Introduction
Although many and novel antifungal agents are in use, invasive fungal
infections (IFI) continue to cause high morbidity and mortality rates in
pediatric hematologic malignancy patients.1,2Successful treatment of IFI is required to ensure the survival of this
population. Currently, there are four classes (azoles, polyenes,
pyrimidine analogues, and echinocandins) of drugs used in the treatment
of IFI in children.3 Appropriate use of existing
antifungals in this vulnerable population is important for the treatment
of IFI.2 However, safety and efficacy data including
antifungal activity, pharmacokinetic properties, and toxicity of the
antifungal agents in children still needs to be supported by
trials.3,4 Monotherapy is often preferred for the
treatment of fungal infections in pediatric patients.4In some serious fungal infections where monotherapy is insufficient, the
combination of antifungals remains on the agenda as a potential
treatment strategy.5 Because serious fungal infections
need to be cured during the treatment of primary diseases, children with
hematologic malignancies are the group of patients in whom combination
regimens are frequently considered and tried to be
applied.4,5
Antifungal combination therapies are used in hematologic malignancy
patients considering potential gains such as preventing resistance
problems, increasing treatment efficacy and reducing side
effects.5,6 Combined antifungal therapy (CAT) is not a
new notion, it is even used effectively in the treatment of some
well-defined infections.7 Unfortunately, the role of
combination regimens in the treatment of IFI in patients with
hematologic malignancies remains controversial.8Despite insufficient evidence, there are pre-clinical studies indicating
that combination regimens are effective in fungal infections difficult
to treat.9-11 However, these studies could not be
transferred to the clinical practice, and quite few data are available
for clinical use.
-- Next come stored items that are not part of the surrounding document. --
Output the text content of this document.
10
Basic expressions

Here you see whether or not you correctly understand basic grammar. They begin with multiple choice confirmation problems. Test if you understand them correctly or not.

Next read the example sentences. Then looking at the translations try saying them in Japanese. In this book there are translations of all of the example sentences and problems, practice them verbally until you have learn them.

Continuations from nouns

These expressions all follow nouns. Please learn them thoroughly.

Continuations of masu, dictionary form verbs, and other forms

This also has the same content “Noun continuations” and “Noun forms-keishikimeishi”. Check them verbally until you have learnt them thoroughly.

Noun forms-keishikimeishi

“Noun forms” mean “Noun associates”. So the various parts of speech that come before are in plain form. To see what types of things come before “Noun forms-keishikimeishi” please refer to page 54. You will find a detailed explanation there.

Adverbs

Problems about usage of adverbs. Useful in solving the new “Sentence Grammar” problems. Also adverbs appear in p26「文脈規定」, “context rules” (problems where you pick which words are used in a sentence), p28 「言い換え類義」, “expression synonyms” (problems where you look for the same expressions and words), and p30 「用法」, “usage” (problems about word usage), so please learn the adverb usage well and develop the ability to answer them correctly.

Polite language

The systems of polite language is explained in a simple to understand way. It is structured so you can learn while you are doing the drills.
The limited data on this treatment prescription, with
almost no prospective studies and more limited data in pediatric
patients, are obtained as a result of clinical
experience.6,8,12-15 The combinations of four groups
of antifugal agents, acting through different molecular pathways and
different cellular targets, is shaped to the preference and priority of
clinicians as there is no definitive accepted
recommendation.8,9 In the absence of sufficient
evidence and suggestions; this study was aimed to demostrate experience
data on the use of CAT in pediatric patients with haematological
malignancies with IFI, including the results of efficacy and toxicity.